There is an astonishing exhibition of Vincent van Gogh's art at New York’s Museum of Modern Art (MoMA). “Van Gogh and the Colors of the Night” runs through January 5, 2009 and then travels to Amsterdam’s Van Gogh Museum (February 13-June 7, 2009).
The van Gogh we usually think of, the painter of passion, audacity, and exuberant brushwork, is more evident in his daylight paintings, such as Sunflowers or Wheatfield with Crows. But in his night scenes we see more restraint and a willingness to slow down and soak in the muted nocturnal colors.
Van Gogh was fascinated by night and twilight all his life. He wrote to his brother Theo that the night is much more rich and alive than the day. Terrace of a Café at Night is a wonderful example of this thinking.
My own fascination with van Gogh began when I first saw his work in art books my father brought home from the library. His art, so different from the older Impressionists, jumped off the pages and immediately became part of my visual unconscious. Later in Art History 101 I learned how van Gogh, along with Paul Gauguin, changed the course of modern art.
Years ago, two friends and I travelled around France for a month and ended up in Paris for the last three days. Eager to at last go out on my own, I snuck off one afternoon to the Musee d’Orsay, that glorious railway station turned art museum on Paris’ Left Bank. For over two hours I wandered from gallery to gallery, following a historical timeline of modern art.
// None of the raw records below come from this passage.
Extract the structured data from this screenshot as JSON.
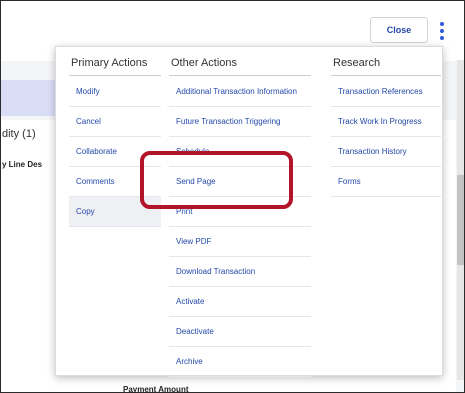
{
  "header": {
    "close_label": "Close"
  },
  "background": {
    "validity_label": "dity (1)",
    "line_desc_label": "y Line Des",
    "payment_amount_label": "Payment Amount"
  },
  "menu": {
    "primary": {
      "header": "Primary Actions",
      "items": [
        {
          "label": "Modify"
        },
        {
          "label": "Cancel"
        },
        {
          "label": "Collaborate"
        },
        {
          "label": "Comments"
        },
        {
          "label": "Copy"
        }
      ]
    },
    "other": {
      "header": "Other Actions",
      "items": [
        {
          "label": "Additional Transaction Information"
        },
        {
          "label": "Future Transaction Triggering"
        },
        {
          "label": "Schedule"
        },
        {
          "label": "Send Page"
        },
        {
          "label": "Print"
        },
        {
          "label": "View PDF"
        },
        {
          "label": "Download Transaction"
        },
        {
          "label": "Activate"
        },
        {
          "label": "Deactivate"
        },
        {
          "label": "Archive"
        }
      ]
    },
    "research": {
      "header": "Research",
      "items": [
        {
          "label": "Transaction References"
        },
        {
          "label": "Track Work In Progress"
        },
        {
          "label": "Transaction History"
        },
        {
          "label": "Forms"
        }
      ]
    }
  },
  "colors": {
    "accent": "#2348a8",
    "kebab": "#2f5bd8",
    "highlight": "#b2142a"
  }
}
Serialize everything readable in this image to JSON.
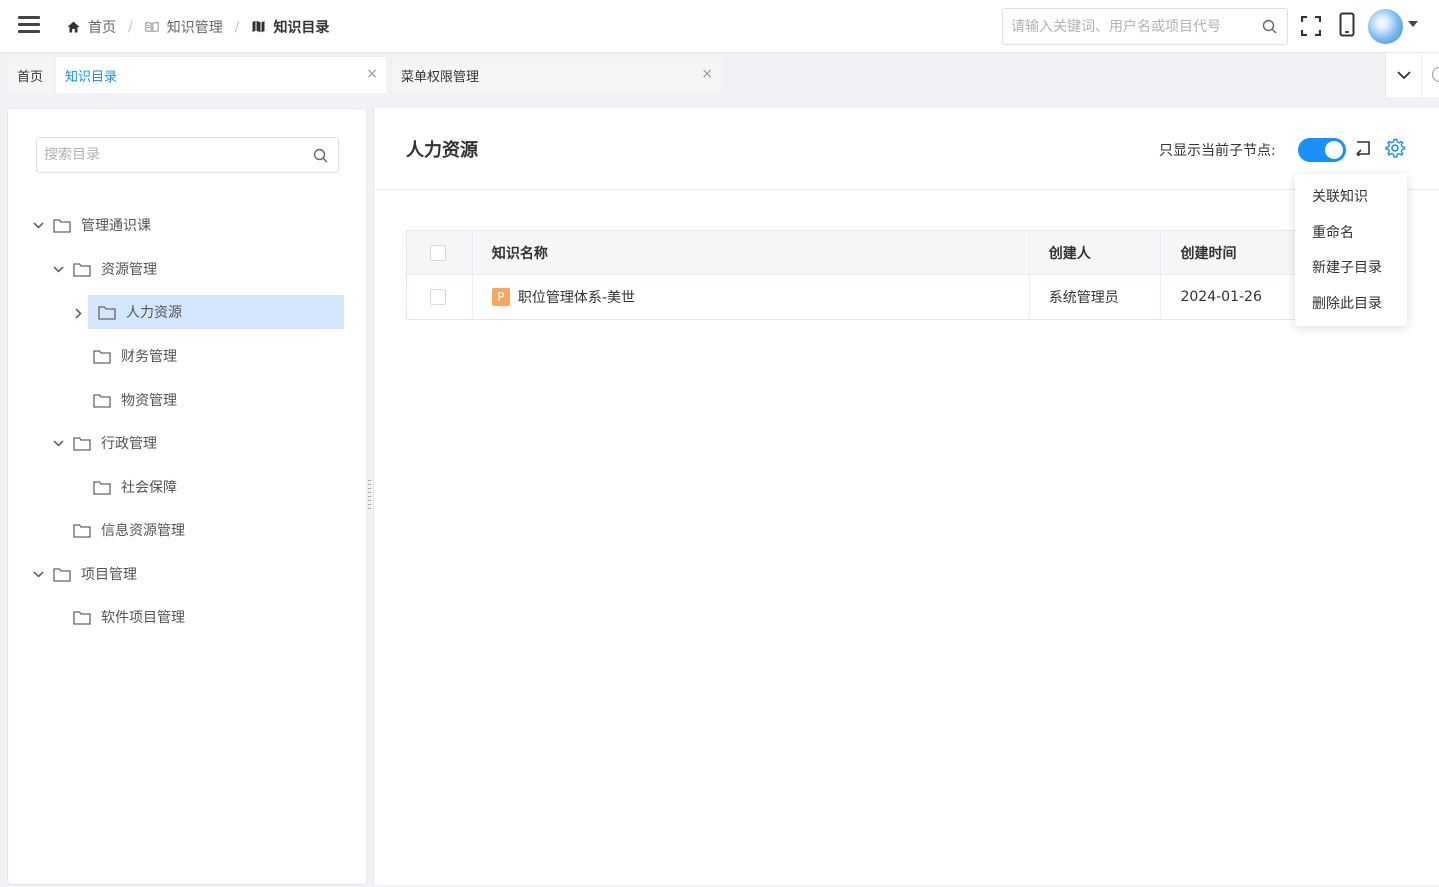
{
  "header": {
    "breadcrumb": [
      {
        "label": "首页"
      },
      {
        "label": "知识管理"
      },
      {
        "label": "知识目录"
      }
    ],
    "search_placeholder": "请输入关键词、用户名或项目代号"
  },
  "tabs": [
    {
      "label": "首页"
    },
    {
      "label": "知识目录"
    },
    {
      "label": "菜单权限管理"
    }
  ],
  "tree": {
    "search_placeholder": "搜索目录",
    "nodes": [
      {
        "label": "管理通识课"
      },
      {
        "label": "资源管理"
      },
      {
        "label": "人力资源"
      },
      {
        "label": "财务管理"
      },
      {
        "label": "物资管理"
      },
      {
        "label": "行政管理"
      },
      {
        "label": "社会保障"
      },
      {
        "label": "信息资源管理"
      },
      {
        "label": "项目管理"
      },
      {
        "label": "软件项目管理"
      }
    ]
  },
  "main": {
    "title": "人力资源",
    "toggle_label": "只显示当前子节点:",
    "toggle_on": true,
    "menu": [
      {
        "label": "关联知识"
      },
      {
        "label": "重命名"
      },
      {
        "label": "新建子目录"
      },
      {
        "label": "删除此目录"
      }
    ],
    "table": {
      "columns": [
        "知识名称",
        "创建人",
        "创建时间"
      ],
      "rows": [
        {
          "type_badge": "P",
          "name": "职位管理体系-美世",
          "creator": "系统管理员",
          "time": "2024-01-26"
        }
      ]
    }
  },
  "colors": {
    "accent": "#1890ff",
    "selected_bg": "#d4e6fb",
    "badge": "#f6a661"
  }
}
My feet ached and my stomach growled, but, realizing Late 19th Century Art was just ahead, I soldiered on. Somehow I got behind a group of Japanese tourists and, thankful for their slower pace, dutifully followed along behind. Presently, we entered a large maroon-painted gallery and the Japanese stopped dead. Their excited whispers faded away, leaving the room in silence and me wondering.
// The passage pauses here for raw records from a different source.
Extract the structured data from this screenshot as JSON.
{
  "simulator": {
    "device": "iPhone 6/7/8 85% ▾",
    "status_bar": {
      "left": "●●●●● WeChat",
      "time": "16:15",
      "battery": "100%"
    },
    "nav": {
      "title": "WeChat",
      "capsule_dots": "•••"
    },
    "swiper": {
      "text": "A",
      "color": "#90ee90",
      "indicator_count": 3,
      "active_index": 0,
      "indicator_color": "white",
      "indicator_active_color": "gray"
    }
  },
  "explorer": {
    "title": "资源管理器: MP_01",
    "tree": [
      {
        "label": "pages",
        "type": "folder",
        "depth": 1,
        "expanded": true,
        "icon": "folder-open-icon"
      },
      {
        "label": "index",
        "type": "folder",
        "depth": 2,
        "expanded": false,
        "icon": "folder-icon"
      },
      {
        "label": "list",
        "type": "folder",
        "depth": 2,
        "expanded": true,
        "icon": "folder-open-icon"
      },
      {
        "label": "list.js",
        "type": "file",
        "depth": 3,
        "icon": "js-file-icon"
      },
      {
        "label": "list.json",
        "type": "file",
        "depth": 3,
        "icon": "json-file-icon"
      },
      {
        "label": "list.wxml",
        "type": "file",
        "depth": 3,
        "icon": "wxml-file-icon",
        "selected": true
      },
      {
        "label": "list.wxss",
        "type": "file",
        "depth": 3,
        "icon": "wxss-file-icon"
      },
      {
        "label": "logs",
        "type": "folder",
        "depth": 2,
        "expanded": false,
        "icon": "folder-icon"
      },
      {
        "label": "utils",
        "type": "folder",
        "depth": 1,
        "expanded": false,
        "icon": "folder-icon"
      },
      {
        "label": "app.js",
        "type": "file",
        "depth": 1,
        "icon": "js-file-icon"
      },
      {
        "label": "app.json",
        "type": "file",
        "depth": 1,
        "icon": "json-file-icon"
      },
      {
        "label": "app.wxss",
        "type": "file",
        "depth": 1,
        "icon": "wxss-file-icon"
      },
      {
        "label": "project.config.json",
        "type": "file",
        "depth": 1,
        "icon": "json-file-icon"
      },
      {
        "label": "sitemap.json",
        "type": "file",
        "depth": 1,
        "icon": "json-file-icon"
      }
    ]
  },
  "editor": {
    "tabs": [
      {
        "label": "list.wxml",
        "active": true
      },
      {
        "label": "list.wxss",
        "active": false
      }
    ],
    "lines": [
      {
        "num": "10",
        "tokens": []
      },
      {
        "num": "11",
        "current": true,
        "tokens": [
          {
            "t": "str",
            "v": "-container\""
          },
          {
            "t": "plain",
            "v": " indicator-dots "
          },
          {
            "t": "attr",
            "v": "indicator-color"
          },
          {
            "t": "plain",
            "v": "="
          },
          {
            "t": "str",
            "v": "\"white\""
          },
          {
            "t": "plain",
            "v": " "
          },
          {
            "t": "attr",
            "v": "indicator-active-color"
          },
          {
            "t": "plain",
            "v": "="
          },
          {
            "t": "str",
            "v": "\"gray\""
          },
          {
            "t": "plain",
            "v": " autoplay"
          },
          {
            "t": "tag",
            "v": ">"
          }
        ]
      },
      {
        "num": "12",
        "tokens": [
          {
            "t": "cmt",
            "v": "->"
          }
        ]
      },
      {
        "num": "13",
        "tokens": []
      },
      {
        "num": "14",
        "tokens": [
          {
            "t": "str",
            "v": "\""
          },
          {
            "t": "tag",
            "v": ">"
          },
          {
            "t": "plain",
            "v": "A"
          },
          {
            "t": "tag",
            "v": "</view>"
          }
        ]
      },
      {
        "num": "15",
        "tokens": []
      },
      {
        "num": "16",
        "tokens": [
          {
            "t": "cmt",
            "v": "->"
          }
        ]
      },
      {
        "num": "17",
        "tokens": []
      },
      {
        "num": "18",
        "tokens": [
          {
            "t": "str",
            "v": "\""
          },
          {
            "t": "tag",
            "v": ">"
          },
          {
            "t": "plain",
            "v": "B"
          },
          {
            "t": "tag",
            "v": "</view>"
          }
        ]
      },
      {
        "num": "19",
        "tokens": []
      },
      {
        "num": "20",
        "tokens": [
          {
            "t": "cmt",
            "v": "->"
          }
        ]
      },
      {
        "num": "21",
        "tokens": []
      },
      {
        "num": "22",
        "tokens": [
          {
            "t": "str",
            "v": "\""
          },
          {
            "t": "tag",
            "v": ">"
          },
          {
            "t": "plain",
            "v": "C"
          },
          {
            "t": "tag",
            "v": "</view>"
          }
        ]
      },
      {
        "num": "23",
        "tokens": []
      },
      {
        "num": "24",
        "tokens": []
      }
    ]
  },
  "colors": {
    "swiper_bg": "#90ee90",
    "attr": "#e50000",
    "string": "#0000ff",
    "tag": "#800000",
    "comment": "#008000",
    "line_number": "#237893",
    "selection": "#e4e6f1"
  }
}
Gradually the shuffling throng parted and I could finally see what had so completely commanded their attention – a gallery full of van Gogh’s paintings. The affect on me was immediate and stunning. Here in one room hung many of the masterpieces I had known only through book reproductions. Here was The Starry Night and The Bedroom at Arles and the portraits of Postman Joseph Roulin and Dr. Gachet. I do not easily show emotion, but there in the Musee d’Orsay, Paris, France, 1989, surrounded by lots of Japanese and van Goghs, I cried.